The decorator applies Python’s @dataclass decorator internally while preserving Module’s specialized __repr__ method for better debugging experience when printing module structures.

from max.experimental.nn import Module, Linear, module_dataclass
from max.experimental.tensor import Tensor
from max.experimental import functional as F

@module_dataclass
class MLP(Module):
    fc1: Linear
    fc2: Linear

    def forward(self, x: Tensor) -> Tensor:
        x = self.fc1(x)
        x = F.relu(x)
        x = self.fc2(x)
        return x

mlp = MLP(
    fc1=Linear(128, 256),
    fc2=Linear(256, 128)
)

# All parameters are automatically tracked
print(dict(mlp.parameters).keys())
# {'fc1.weight', 'fc1.bias', 'fc2.weight', 'fc2.bias'}

# Use the module
x = Tensor.randn([4, 128])
output = mlp(x)
print(output.shape)  # (4, 128)

Parameters:

  • cls (type[Module[..., Any]] | None) – The class to decorate.
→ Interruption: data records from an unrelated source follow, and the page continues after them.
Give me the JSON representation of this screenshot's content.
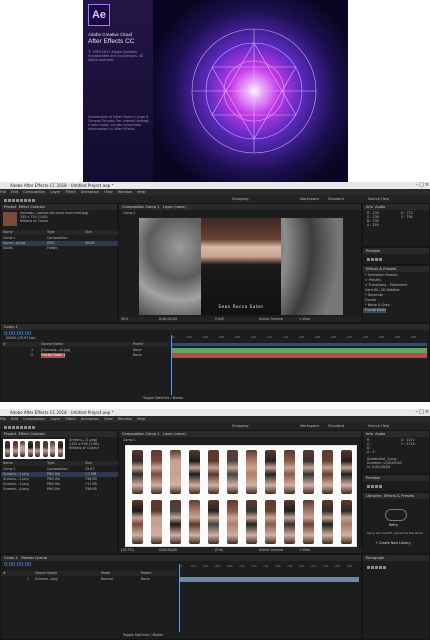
{
  "splash": {
    "logo": "Ae",
    "line1": "Adobe Creative Cloud",
    "line2": "After Effects CC",
    "legal": "© 1993-2017 Adobe Systems Incorporated and its licensors. All rights reserved.",
    "artwork": "Illustrazione di Nitish Roshi e Jorge R. Canedo Estrada. Per ulteriori dettagli e note legali, vai alla schermata Informazioni su After Effects."
  },
  "win1": {
    "title": "Adobe After Effects CC 2018 - Untitled Project.aep *",
    "menus": [
      "File",
      "Edit",
      "Composition",
      "Layer",
      "Effect",
      "Animation",
      "View",
      "Window",
      "Help"
    ],
    "workspace_label": "Workspace",
    "workspace_value": "Standard",
    "snapping": "Snapping",
    "search": "Search Help",
    "project_tab": "Project",
    "effect_controls_tab": "Effect Controls",
    "footage_name": "Dorcasis...(sense.not-lomp mumrivet.jpg)",
    "footage_size": "345 x 720 (1.00)",
    "footage_colors": "Millions of Colors",
    "proj_cols": [
      "Name",
      "Type",
      "Size"
    ],
    "proj_rows": [
      {
        "name": "Comp 1",
        "type": "Composition",
        "size": ""
      },
      {
        "name": "Dorca...at.jpg",
        "type": "JPEG",
        "size": "86 KB"
      },
      {
        "name": "Solids",
        "type": "Folder",
        "size": ""
      }
    ],
    "comp_tab": "Composition Comp 1",
    "layer_tab": "Layer (none)",
    "comp_subtab": "Comp 1",
    "watermark": "Sean Rocco Salon",
    "zoom": "50%",
    "timecode_view": "0;00;00;00",
    "resolution": "(Half)",
    "camera": "Active Camera",
    "views": "1 View",
    "info_tab": "Info",
    "audio_tab": "Audio",
    "info_values": [
      "R : 239",
      "G : 239",
      "B : 239",
      "A : 255"
    ],
    "info_xy": [
      "X : 772",
      "Y : 756"
    ],
    "preview_tab": "Preview",
    "effects_tab": "Effects & Presets",
    "effects_items": [
      "* Animation Presets",
      "  > Presets",
      "  > Transitions - Movement",
      "    Card Wi...2D Rotation",
      "* Generate",
      "    Fractal",
      "* Noise & Grain",
      "    Fractal Noise"
    ],
    "timeline_tab": "Comp 1",
    "timeline_time": "0;00;00;00",
    "timeline_fps": "00000 (29.97 fps)",
    "layer_cols": [
      "#",
      "Source Name",
      "Parent"
    ],
    "layers": [
      {
        "num": "1",
        "name": "[Dorcasis...at.jpg]",
        "parent": "None"
      },
      {
        "name": "Fractal Noise 1",
        "num": "2",
        "parent": "None"
      }
    ],
    "ruler": [
      "0s",
      "02s",
      "04s",
      "06s",
      "08s",
      "10s",
      "12s",
      "14s",
      "16s",
      "18s",
      "20s",
      "22s",
      "24s",
      "26s",
      "28s",
      "30s"
    ],
    "toggle": "Toggle Switches / Modes"
  },
  "win2": {
    "title": "Adobe After Effects CC 2018 - Untitled Project.aep *",
    "menus": [
      "File",
      "Edit",
      "Composition",
      "Layer",
      "Effect",
      "Animation",
      "View",
      "Window",
      "Help"
    ],
    "workspace_label": "Workspace",
    "workspace_value": "Standard",
    "snapping": "Snapping",
    "search": "Search Help",
    "project_tab": "Project",
    "effect_controls_tab": "Effect Controls",
    "footage_name": "Screens...(1.png)",
    "footage_size": "1152 x 594 (1.00)",
    "footage_colors": "Millions of Colors+",
    "proj_cols": [
      "Name",
      "Type",
      "Size"
    ],
    "proj_rows": [
      {
        "name": "Comp 1",
        "type": "Composition",
        "size": "29.97"
      },
      {
        "name": "Screens...1.png",
        "type": "PNG file",
        "size": "1.2 MB"
      },
      {
        "name": "Screens...2.png",
        "type": "PNG file",
        "size": "796 KB"
      },
      {
        "name": "Screens...3.png",
        "type": "PNG file",
        "size": "711 KB"
      },
      {
        "name": "Screens...4.png",
        "type": "PNG file",
        "size": "336 KB"
      }
    ],
    "comp_tab": "Composition Comp 1",
    "layer_tab": "Layer (none)",
    "comp_subtab": "Comp 1",
    "zoom": "(15.7%)",
    "timecode_view": "0;00;00;00",
    "resolution": "(Full)",
    "camera": "Active Camera",
    "views": "1 View",
    "info_tab": "Info",
    "audio_tab": "Audio",
    "info_values": [
      "R :",
      "G :",
      "B :",
      "A : 0"
    ],
    "info_xy": [
      "X : 2272",
      "Y : 2176"
    ],
    "info_extra": [
      "Screenshot_3.png",
      "Duration: 0;00;05;00",
      "In: 0;00;00;00"
    ],
    "preview_tab": "Preview",
    "libraries_tab": "Libraries",
    "effects_tab": "Effects & Presets",
    "retry": "Retry",
    "sorry": "Sorry, we couldn't connect to the server",
    "create_library": "+ Create New Library",
    "paragraph_tab": "Paragraph",
    "timeline_tab": "Comp 1",
    "render_queue_tab": "Render Queue",
    "timeline_time": "0;00;00;00",
    "layer_cols": [
      "#",
      "Source Name",
      "Mode",
      "Parent"
    ],
    "layers": [
      {
        "num": "1",
        "name": "Screens...png",
        "mode": "Normal",
        "parent": "None"
      }
    ],
    "ruler": [
      "0s",
      "02s",
      "04s",
      "06s",
      "08s",
      "10s",
      "12s",
      "14s",
      "16s",
      "18s",
      "20s",
      "22s",
      "24s",
      "26s",
      "28s"
    ],
    "toggle": "Toggle Switches / Modes"
  },
  "colors": {
    "accent": "#4f9cff",
    "timeline_green": "#5fa765",
    "timeline_red": "#b84a4a",
    "purple": "#9a7dfd"
  }
}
Must define a forward method. When None, returns a decorator function (supports using @module_dataclass with or without parentheses).
  • repr (bool) – If True, use dataclass’s default __repr__ instead of Module’s rich representation. Defaults to False.
  • **kwargs – Additional keyword arguments forwarded to Python’s @dataclass decorator (e.g., frozen, eq).

Returns:

The decorated class as a Module subclass with automatic parameter tracking and graph compilation capabilities. When cls is None, returns a decorator function.